A hot potato: Smart speakers have become incredibly popular over the last few years, but many people still have concerns over the devices' privacy implications. Those fears are likely to be compounded following a report that Amazon has thousands of workers listening in on Echo owners' conversations.

Bloomberg writes that Amazon employs thousands of contractors and full-time workers around the world, "from Boston to Costa Rica, India and Romania," to listen to voice recordings captured by Echo devices. These are transcribed and annotated with the aim of improving the performance of digital assistant Alexa, helping the AI better understand human speech.

Bloomberg spoke to seven people that worked on the program, who revealed they reviewed as many as 1,000 clips per shift. The process is described as mostly mundane, with one worker trawling through voice data for any mention of "Taylor Swift" so it could be annotated to show the searcher was referring to the musician.

We've long known that smart devices can be triggered accidentally. According to the auditors, they transcribed as many as 100 recordings per day where no wake command was given.

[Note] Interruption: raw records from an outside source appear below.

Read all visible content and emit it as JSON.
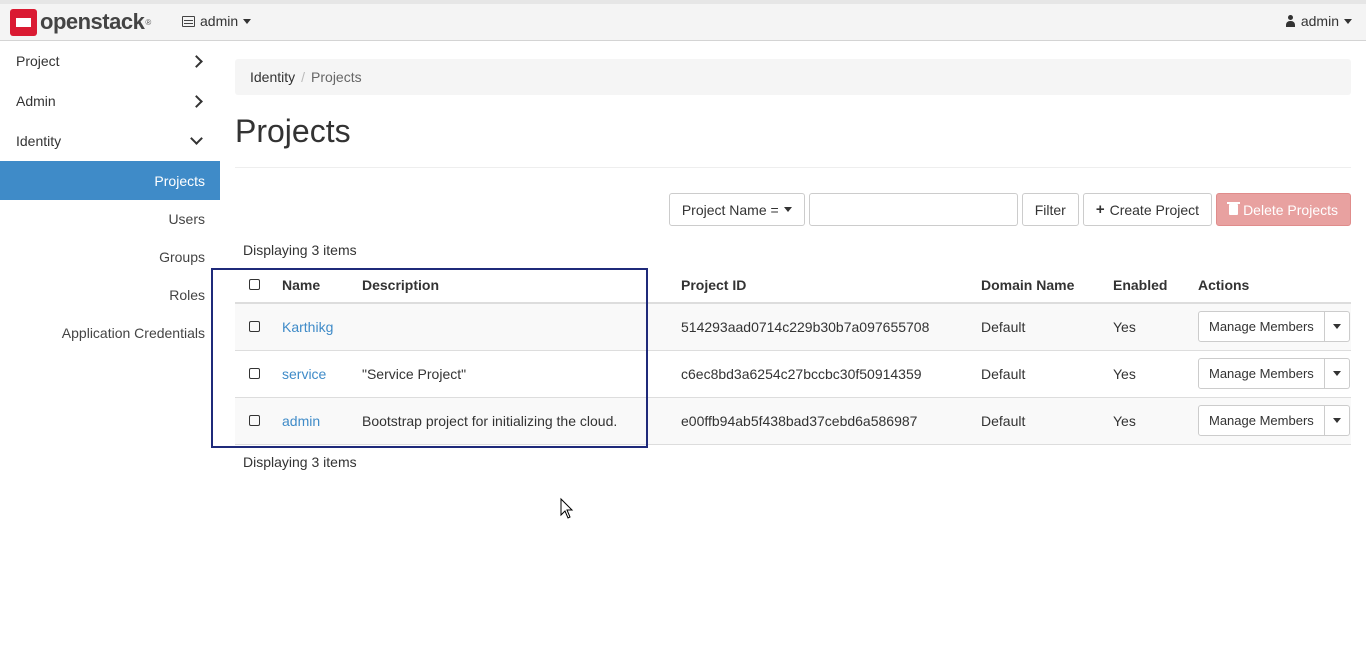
{
  "brand": {
    "name": "openstack",
    "reg": "®"
  },
  "topbar": {
    "project_label": "admin",
    "user_label": "admin"
  },
  "sidebar": {
    "items": [
      {
        "label": "Project"
      },
      {
        "label": "Admin"
      },
      {
        "label": "Identity"
      }
    ],
    "subitems": [
      {
        "label": "Projects",
        "active": true
      },
      {
        "label": "Users"
      },
      {
        "label": "Groups"
      },
      {
        "label": "Roles"
      },
      {
        "label": "Application Credentials"
      }
    ]
  },
  "breadcrumb": {
    "root": "Identity",
    "sep": "/",
    "current": "Projects"
  },
  "page": {
    "title": "Projects"
  },
  "toolbar": {
    "filter_select": "Project Name =",
    "filter_value": "",
    "filter_button": "Filter",
    "create_button": "Create Project",
    "delete_button": "Delete Projects"
  },
  "table": {
    "count_top": "Displaying 3 items",
    "count_bottom": "Displaying 3 items",
    "headers": {
      "name": "Name",
      "description": "Description",
      "project_id": "Project ID",
      "domain": "Domain Name",
      "enabled": "Enabled",
      "actions": "Actions"
    },
    "rows": [
      {
        "name": "Karthikg",
        "description": "",
        "project_id": "514293aad0714c229b30b7a097655708",
        "domain": "Default",
        "enabled": "Yes",
        "action": "Manage Members"
      },
      {
        "name": "service",
        "description": "\"Service Project\"",
        "project_id": "c6ec8bd3a6254c27bccbc30f50914359",
        "domain": "Default",
        "enabled": "Yes",
        "action": "Manage Members"
      },
      {
        "name": "admin",
        "description": "Bootstrap project for initializing the cloud.",
        "project_id": "e00ffb94ab5f438bad37cebd6a586987",
        "domain": "Default",
        "enabled": "Yes",
        "action": "Manage Members"
      }
    ]
  },
  "colors": {
    "accent": "#3f8bc8",
    "brand_red": "#da1a32",
    "danger_light": "#e8a1a0",
    "highlight": "#1f2a7a"
  }
}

It's reported that the workers have a chat room for when they can't make out words or phrases and want help from colleagues. This is also used to share "amusing" recordings, it's claimed. Additionally, the employees occasionally hear what sounds like crimes taking place---two workers say they heard what's believed to have been a sexual assault---but some were told it wasn't Amazon's job to interfere.

Amazon does state in its privacy policy that it may use Alexa requests to train the AI, though there's no mention of this process being carried out by humans. And it's not just Amazon that does this, Apple and Google also use workers in the same way for improving Siri and Google Assistant. All companies say the clips lack personally identifiable information.

In a statement to Bloomberg, Amazon said: "We take the security and privacy of our customers' personal information seriously. We only annotate an extremely small sample of Alexa voice recordings in order [to] improve the customer experience. For example, this information helps us train our speech recognition and natural language understanding systems, so Alexa can better understand your requests, and ensure the service works well for everyone."